Your Favorite Artist Has a Fake on Spotify, and Nobody Can Stop It
Seventy-five thousand AI-generated tracks are uploaded to Deezer every single day. Artists are losing streams, royalties, and identity — and no one's keeping up.
There are fake versions of real artists on Spotify right now. Not covers. Not tributes. Not “sounds like” playlists. Tracks that clone an artist’s voice, style, and production aesthetic close enough to fool the algorithm — and sometimes close enough to fool listeners — sitting in search results next to the real thing, siphoning streams and royalties that should be going to actual musicians. Deezer says 75,000 AI-generated tracks are being uploaded to its platform every single day. That’s 44 percent of all new music uploaded. The platforms are losing this battle in real time, and the legal frameworks that were supposed to protect artists from exactly this scenario don’t yet exist at any meaningful scale.
The royalty math is the part that should bother you most. Streaming revenue is a fraction-of-a-cent-per-stream business for most artists. The only way it works at all is if the streams are real, the listens are genuine, and the algorithms surface the right music to the right people. AI cloning breaks all three conditions simultaneously. Fake tracks steal streams. Up to 85 percent of the streams those fake tracks generate are themselves fraudulent — bots and click farms amplifying the deception. And once fake content enters the algorithm, it competes for placement that would otherwise go to human-made music. A musician in North Carolina named Michael Smith figured this out before most people were paying attention: he built hundreds of thousands of AI-generated songs, ran them through bots, and defrauded streaming platforms of $10 million before getting caught. The tools to do this at scale are now accessible to anyone.
The platforms are trying. Deezer is detecting and tagging AI tracks, pulling them from algorithmic recommendations, and demonetizing fraudulent streams. Spotify removed more than 75 million “spammy tracks” in the past year and is testing “Artist Profile Protection” — a system that lets artists approve music releases before they appear on their official profiles. These are reasonable responses. They’re also insufficient for the scale of the problem. When 75,000 fake tracks are being uploaded daily to a single platform, detection and removal becomes a game of whack-a-mole that the platforms are structurally not equipped to win. Spotify’s removal of 75 million tracks sounds dramatic until you realize that number represents roughly one year of an automated system trying to keep up with a fire hose.
The legal picture is a patchwork. Tennessee passed the ELVIS Act in 2024, protecting vocal likeness from unauthorized AI cloning — the first state law specifically designed for this problem. California followed with its own law effective January 2025. At the federal level, the NO FAKES Act has been proposed to create nationwide protections for voice and likeness, but it’s still working through the process. Major labels — Universal, Sony, Warner — have filed lawsuits against AI companies for using copyrighted music to train their models, and some are pivoting toward licensing deals with conditions attached. None of this meaningfully addresses what’s happening on the platforms right now, today, where independent artists without label lawyers behind them have essentially no recourse when someone clones their voice and starts cashing in.
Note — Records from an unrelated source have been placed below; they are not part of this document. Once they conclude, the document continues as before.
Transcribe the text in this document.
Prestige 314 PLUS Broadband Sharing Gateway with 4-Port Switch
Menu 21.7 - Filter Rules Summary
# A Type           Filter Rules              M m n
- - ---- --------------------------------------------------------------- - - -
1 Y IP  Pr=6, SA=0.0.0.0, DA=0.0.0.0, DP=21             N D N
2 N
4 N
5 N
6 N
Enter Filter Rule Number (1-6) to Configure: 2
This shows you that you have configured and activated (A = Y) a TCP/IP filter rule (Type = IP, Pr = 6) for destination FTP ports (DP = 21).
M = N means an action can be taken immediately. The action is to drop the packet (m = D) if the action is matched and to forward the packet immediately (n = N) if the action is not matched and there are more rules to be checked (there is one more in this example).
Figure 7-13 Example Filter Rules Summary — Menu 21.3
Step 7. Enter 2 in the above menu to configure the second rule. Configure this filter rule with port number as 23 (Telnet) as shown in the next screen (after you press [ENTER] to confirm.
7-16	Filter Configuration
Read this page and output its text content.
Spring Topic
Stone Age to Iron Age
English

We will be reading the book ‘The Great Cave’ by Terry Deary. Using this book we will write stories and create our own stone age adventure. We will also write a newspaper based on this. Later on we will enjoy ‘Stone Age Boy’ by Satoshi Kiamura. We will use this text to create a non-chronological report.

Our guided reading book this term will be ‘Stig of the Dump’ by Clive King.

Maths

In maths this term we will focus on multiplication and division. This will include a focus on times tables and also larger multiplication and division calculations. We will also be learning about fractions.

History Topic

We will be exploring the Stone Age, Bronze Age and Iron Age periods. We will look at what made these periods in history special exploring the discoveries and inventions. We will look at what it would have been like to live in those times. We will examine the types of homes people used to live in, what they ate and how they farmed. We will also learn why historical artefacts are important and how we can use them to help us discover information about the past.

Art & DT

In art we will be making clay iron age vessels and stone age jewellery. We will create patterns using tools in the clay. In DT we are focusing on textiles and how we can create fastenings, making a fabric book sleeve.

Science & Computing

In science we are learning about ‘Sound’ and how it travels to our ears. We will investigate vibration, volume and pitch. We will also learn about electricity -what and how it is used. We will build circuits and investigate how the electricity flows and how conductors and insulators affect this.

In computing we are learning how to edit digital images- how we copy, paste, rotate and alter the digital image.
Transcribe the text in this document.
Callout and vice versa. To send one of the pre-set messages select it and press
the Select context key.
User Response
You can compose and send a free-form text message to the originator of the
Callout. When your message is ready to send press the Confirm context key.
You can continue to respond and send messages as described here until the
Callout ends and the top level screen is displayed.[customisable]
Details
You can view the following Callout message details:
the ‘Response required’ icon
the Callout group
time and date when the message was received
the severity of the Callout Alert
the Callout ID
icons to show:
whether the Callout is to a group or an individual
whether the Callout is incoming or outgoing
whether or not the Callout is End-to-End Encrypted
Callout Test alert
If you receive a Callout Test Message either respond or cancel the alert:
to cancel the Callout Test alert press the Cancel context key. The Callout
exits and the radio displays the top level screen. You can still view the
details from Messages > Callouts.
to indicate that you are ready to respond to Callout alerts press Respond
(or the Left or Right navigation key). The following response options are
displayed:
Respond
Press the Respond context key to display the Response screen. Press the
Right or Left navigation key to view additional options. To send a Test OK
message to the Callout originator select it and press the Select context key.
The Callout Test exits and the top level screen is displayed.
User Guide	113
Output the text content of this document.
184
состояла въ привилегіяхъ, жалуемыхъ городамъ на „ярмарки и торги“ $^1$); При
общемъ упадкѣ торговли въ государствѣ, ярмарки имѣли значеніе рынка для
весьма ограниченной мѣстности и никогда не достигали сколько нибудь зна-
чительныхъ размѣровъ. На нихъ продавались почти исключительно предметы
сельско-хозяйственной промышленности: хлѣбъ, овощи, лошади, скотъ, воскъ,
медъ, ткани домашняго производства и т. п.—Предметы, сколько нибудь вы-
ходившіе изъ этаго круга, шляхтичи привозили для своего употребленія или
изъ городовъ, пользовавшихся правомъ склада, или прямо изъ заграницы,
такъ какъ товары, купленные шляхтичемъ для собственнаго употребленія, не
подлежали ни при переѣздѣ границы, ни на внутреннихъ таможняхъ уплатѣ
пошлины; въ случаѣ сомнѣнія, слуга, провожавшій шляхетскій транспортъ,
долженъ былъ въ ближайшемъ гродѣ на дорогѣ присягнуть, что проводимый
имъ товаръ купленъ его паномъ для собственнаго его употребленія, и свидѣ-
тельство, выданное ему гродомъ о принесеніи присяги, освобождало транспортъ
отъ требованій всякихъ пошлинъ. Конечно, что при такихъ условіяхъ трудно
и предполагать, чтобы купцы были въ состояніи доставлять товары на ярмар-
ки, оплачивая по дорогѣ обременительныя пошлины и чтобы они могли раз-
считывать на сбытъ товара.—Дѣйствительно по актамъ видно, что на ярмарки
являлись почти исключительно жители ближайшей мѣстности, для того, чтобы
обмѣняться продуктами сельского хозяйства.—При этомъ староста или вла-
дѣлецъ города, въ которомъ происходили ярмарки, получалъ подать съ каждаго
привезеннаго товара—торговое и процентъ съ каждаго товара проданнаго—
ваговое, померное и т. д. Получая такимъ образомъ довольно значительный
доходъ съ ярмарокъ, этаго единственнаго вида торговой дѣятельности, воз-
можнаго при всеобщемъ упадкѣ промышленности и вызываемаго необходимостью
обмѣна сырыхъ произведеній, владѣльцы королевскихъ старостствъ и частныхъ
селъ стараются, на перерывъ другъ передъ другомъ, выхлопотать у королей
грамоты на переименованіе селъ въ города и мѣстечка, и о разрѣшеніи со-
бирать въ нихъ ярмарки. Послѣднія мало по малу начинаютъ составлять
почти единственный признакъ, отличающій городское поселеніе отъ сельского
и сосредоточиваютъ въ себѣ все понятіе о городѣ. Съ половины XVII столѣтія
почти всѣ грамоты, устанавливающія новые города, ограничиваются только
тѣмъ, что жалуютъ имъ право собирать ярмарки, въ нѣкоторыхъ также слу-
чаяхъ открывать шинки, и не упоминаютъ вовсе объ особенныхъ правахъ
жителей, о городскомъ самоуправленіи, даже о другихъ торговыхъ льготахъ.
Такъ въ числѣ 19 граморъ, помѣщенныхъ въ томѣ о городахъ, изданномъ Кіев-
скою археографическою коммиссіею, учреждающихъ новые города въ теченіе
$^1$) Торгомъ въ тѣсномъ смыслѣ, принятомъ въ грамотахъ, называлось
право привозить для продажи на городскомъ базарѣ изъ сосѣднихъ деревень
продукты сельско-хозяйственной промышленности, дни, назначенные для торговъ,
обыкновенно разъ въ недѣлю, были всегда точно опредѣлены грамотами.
By 2028, researchers estimate that AI substitution could put 24 percent of music creator revenue at risk. That’s not a speculative number. It’s what happens if the trajectory of the past two years continues without meaningful intervention.
The independent artist problem is where this gets genuinely dark. Major label artists have legal departments, PR teams, and industry relationships that give them at least some leverage in this fight. Indie musicians have their Bandcamp account and a Twitter following. If someone builds a convincing AI version of a mid-sized indie artist and starts uploading tracks under a fake name, there’s currently no efficient mechanism for that artist to detect it, report it, or have it removed at a pace that outstrips the damage being done. By 2028, researchers estimate that AI substitution could put 24 percent of music creator revenue at risk. That’s not a speculative number. It’s what happens if the trajectory of the past two years continues without meaningful intervention.